Mateo 16,13-24; Marcos 8,27-33; Lucas 9,18-22.

 Notas

* La ciudad de Cesarea de Filipo fue fundada por Filipo, hijo de Herodes el Grande y hermanastro del rey Herodes Antipas, unos tres años antes de nacer Jesús. Filipo heredó las dotes de constructor de su padre. A la ciudad le puso por nombre Cesarea en honor de César Augusto, el emperador que entonces gobernaba en Roma. La ciudad estaba situada muy al norte, en la frontera con Siria. En Cesarea nace el río Jordán, que desde allí baja y atraviesa toda la tierra de Israel. Cesarea de Filipo se llama actualmente Banias.

* Los recabitas eran un grupo de israelitas que, desde hacía siglos y por fidelidad a sus principios religiosos, vivían como pastores, rechazando la vida de agricultores sedentarios. No tomaban vino, eran muy celosos de sus tradiciones y sólo entraban en las ciudades de paso y en momentos muy especiales. Representaban la oposición a la civilización urbana y el recuerdo de la vieja tradición religiosa del desierto, cuando Israel era un pueblo errante (Jeremías 35, 1-19).

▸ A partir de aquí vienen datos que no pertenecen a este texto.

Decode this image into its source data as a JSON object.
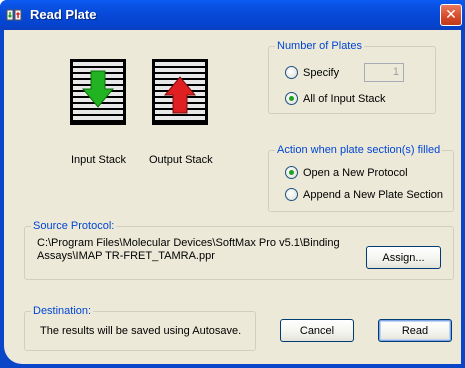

* Los evangelios sitúan en Cesarea de Filipo la aceptación por Jesús de su misión de Mesías. Hasta ese momento, Jesús, impulsado por el ejemplo de Juan el Bautista y apoyado por sus discípulos, se había presentado ante sus compatriotas como un profeta. Como profeta hablaba y actuaba, sintiéndose heredero de la tradición de Israel. En Cesarea, Jesús dio un nuevo paso. La libertad con la que interpretaba la Ley y con la que se presentaba como emisario del Reino de Dios que iba a cambiar la historia, le acercaron cada vez más a la conciencia de ser el Mesías. Como es imposible determinar un lugar y un momento concreto para ese salto en la evolución de su conciencia, los evangelistas lo situaron en el relato de Cesarea.

* Cuando Jesús habla de la cruz, de su futura pasión, de su muerte, no se trata de una “profecía” en el sentido más limitado de esta palabra, como si Jesús fuera un adivinador de su propio futuro. Si así se entendiera, el final dramático que tuvo su vida, no sería un hecho histórico. Todo habría estado predeterminado desde fuera y sabido desde un principio. Lo que estas palabras de Jesús indicaron fue que, a partir de un cierto momento de su actividad pública, él empezó a contar con la posibilidad de una muerte violenta. Había violado la ley del sábado quicio del sistema y esto era suficiente motivo para ser condenado a muerte. Había sido acusado por los sacerdotes de estar endemoniado, y esto también estaba penado con la muerte. Se había enfrentado a las autoridades, a los terratenientes. Se había relacionado con gente despreciada en la sociedad y les había abierto los ojos sobre su condición de marginados. Se había juntado con quienes eran considerados como subversivos, los zelotes. Estaba poniendo en pie un movimiento popular. Los jefes religiosos y las autoridades políticas lo consideraron, con creciente preocupación, como un elemento peligroso. Por todo esto, Jesús podía imaginar, casi con certeza, que le matarían, como habían matado a los profetas.